For a given geographical area, usually comprised of one or more local government districts which contained in 2010 a whole number of undivided parliamentary constituencies, the map is divided into unique sub-areas, each of which has a unique different history in terms of which constituency it has been in since 1885.
Each sub-area is denoted by a different letter (firstly lower case, then if needs be upper case, and for some, Greek letters). If a sub-area is split into non-contiguous parts then these are denoted, for example, as b', b'', etc., as necessary. In drawing these sub-areas, boundary changes which do not affect any electors or at most just one complete street are not reflected on the map - the Area Map would use the most recent boundary in such cases.
The table which accompanies each map shows the constituency history, with constituencies colour coded, so that the same colour does not apply to more than one constituency on each table, and the same colour is used when a constituency appears in more than one table.
The far right hand column of of each table gives an estimate of the 2010 electorate in each sub-area, expressed as a percentage of the 2010 constituency size (to the nearest whole percent). Sometimes a sub-area's electorate percentage estimate is shown as 0 - this just means that it is estimated to be less than 0.5%. The whole number percentages always add up to 100% for the 2010 constituencies.
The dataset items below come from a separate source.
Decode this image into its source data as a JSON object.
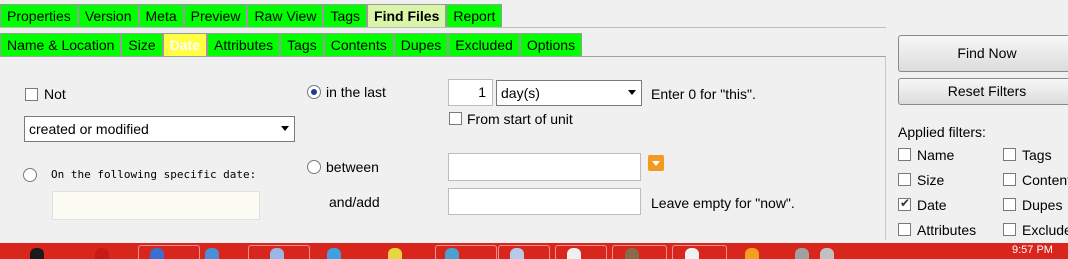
{
  "top_tabs": [
    "Properties",
    "Version",
    "Meta",
    "Preview",
    "Raw View",
    "Tags",
    "Find Files",
    "Report"
  ],
  "sub_tabs": [
    "Name & Location",
    "Size",
    "Date",
    "Attributes",
    "Tags",
    "Contents",
    "Dupes",
    "Excluded",
    "Options"
  ],
  "left": {
    "not_label": "Not",
    "date_type_selected": "created or modified",
    "specific_date_label": "On the following specific date:",
    "specific_date_value": ""
  },
  "middle": {
    "in_the_last_label": "in the last",
    "between_label": "between",
    "and_add_label": "and/add"
  },
  "right_fields": {
    "count_value": "1",
    "unit_selected": "day(s)",
    "hint_this": "Enter 0 for \"this\".",
    "from_start_label": "From start of unit",
    "hint_now": "Leave empty for \"now\"."
  },
  "buttons": {
    "find_now": "Find Now",
    "reset_filters": "Reset Filters"
  },
  "applied_filters": {
    "title": "Applied filters:",
    "items": [
      {
        "label": "Name",
        "checked": false
      },
      {
        "label": "Tags",
        "checked": false
      },
      {
        "label": "Size",
        "checked": false
      },
      {
        "label": "Contents",
        "checked": false
      },
      {
        "label": "Date",
        "checked": true
      },
      {
        "label": "Dupes",
        "checked": false
      },
      {
        "label": "Attributes",
        "checked": false
      },
      {
        "label": "Excluded",
        "checked": false
      }
    ]
  },
  "taskbar": {
    "clock": "9:57 PM"
  },
  "colors": {
    "tab_green": "#00ff00",
    "tab_active": "#d9f5a8",
    "tab_date": "#ffff44",
    "taskbar_red": "#d8261c",
    "orange_button": "#f39a1f"
  }
}
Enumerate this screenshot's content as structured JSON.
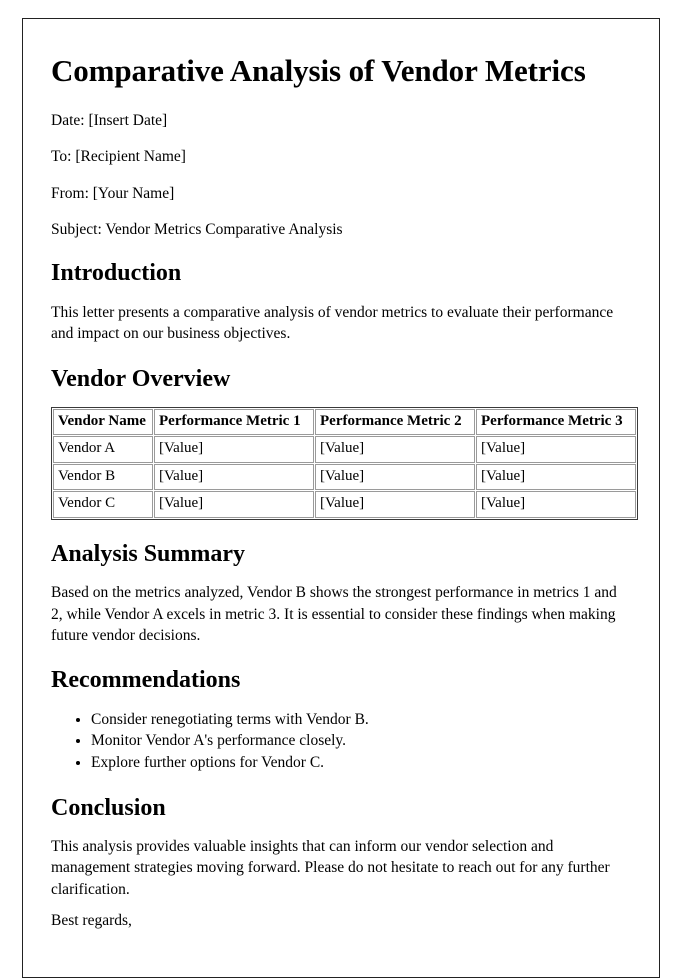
{
  "document": {
    "title": "Comparative Analysis of Vendor Metrics",
    "meta": {
      "date": "Date: [Insert Date]",
      "to": "To: [Recipient Name]",
      "from": "From: [Your Name]",
      "subject": "Subject: Vendor Metrics Comparative Analysis"
    },
    "sections": {
      "introduction": {
        "heading": "Introduction",
        "paragraph": "This letter presents a comparative analysis of vendor metrics to evaluate their performance and impact on our business objectives."
      },
      "vendor_overview": {
        "heading": "Vendor Overview",
        "table": {
          "columns": [
            "Vendor Name",
            "Performance Metric 1",
            "Performance Metric 2",
            "Performance Metric 3"
          ],
          "rows": [
            [
              "Vendor A",
              "[Value]",
              "[Value]",
              "[Value]"
            ],
            [
              "Vendor B",
              "[Value]",
              "[Value]",
              "[Value]"
            ],
            [
              "Vendor C",
              "[Value]",
              "[Value]",
              "[Value]"
            ]
          ]
        }
      },
      "analysis_summary": {
        "heading": "Analysis Summary",
        "paragraph": "Based on the metrics analyzed, Vendor B shows the strongest performance in metrics 1 and 2, while Vendor A excels in metric 3. It is essential to consider these findings when making future vendor decisions."
      },
      "recommendations": {
        "heading": "Recommendations",
        "items": [
          "Consider renegotiating terms with Vendor B.",
          "Monitor Vendor A's performance closely.",
          "Explore further options for Vendor C."
        ]
      },
      "conclusion": {
        "heading": "Conclusion",
        "paragraph": "This analysis provides valuable insights that can inform our vendor selection and management strategies moving forward. Please do not hesitate to reach out for any further clarification.",
        "signoff": "Best regards,"
      }
    }
  }
}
The sub-area size estimates have been derived using a methodology based on the electoral changes between constituencies shown in the Media Guides that have been published prior to the 1983, 1997 and 2010 General Elections. This provides estimates of sub-area sizes for changes going back to the February 1974 General Election. For sub-areas defined by changes happening earlier, this website's author's own estimates are used.
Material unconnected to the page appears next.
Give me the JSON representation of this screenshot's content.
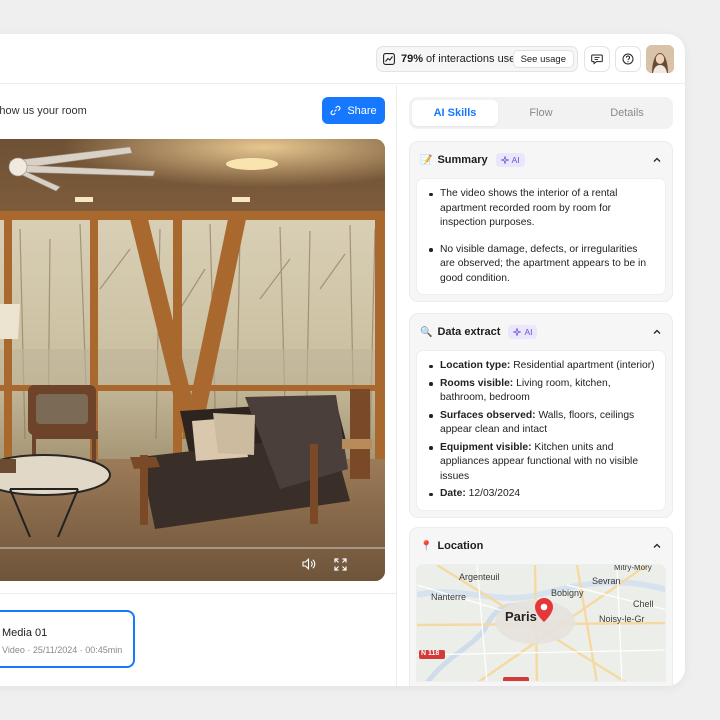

By way of an example, in the Westminster & City of London Area Map and Table, the sub-area around Bayswater, is named sub-area a. From the table it can be seen that this sub-area was in Paddington South from 1885 to 1974, in Paddington from 1974 to 1983, in Westminster North from 1983 to 1997, in Cities of London & Westminster from 1997 to 2010, and finally back in Westminster North from 2010 to now. It is estimated that sub-area a contains 17% of the electorate in the 2010 constituency Westminster North.
Minor changes resulting from interim reviews carried out by the Boundary Commissions between the main periodical reviews are generally not shown. A few exceptions are made where such changes are more substantial (e.g. Milton Keynes 1992, Oxford 1964). Sometimes the boundaries shown are those revised by the interim review, especially if these were in force for more elections than the original.
New Area Maps and Tables
These are of a similar format to those created originally, but with sub-Areas now denoted by numbers rather than letters.
However, there has been a change to the methodology of calculating sub-Area sizes. Rather than using the Media Guide estimates going back to 1974, only the most recent version is used. (Until the 2023 Review Media Guide is published, estimates of the transfers of electorate have been derived from data on the Electoral Calculus website.) The estimate of sub-Area size (as a percentage of its current constituency) within each area transferred in the 2023, is calculated based on population, using a QGIS analysis of a constrained UK population tif file with a resolution of 100m. The percentage estimates derived by this methodology are no longer rounded and are displayed to one decimal place.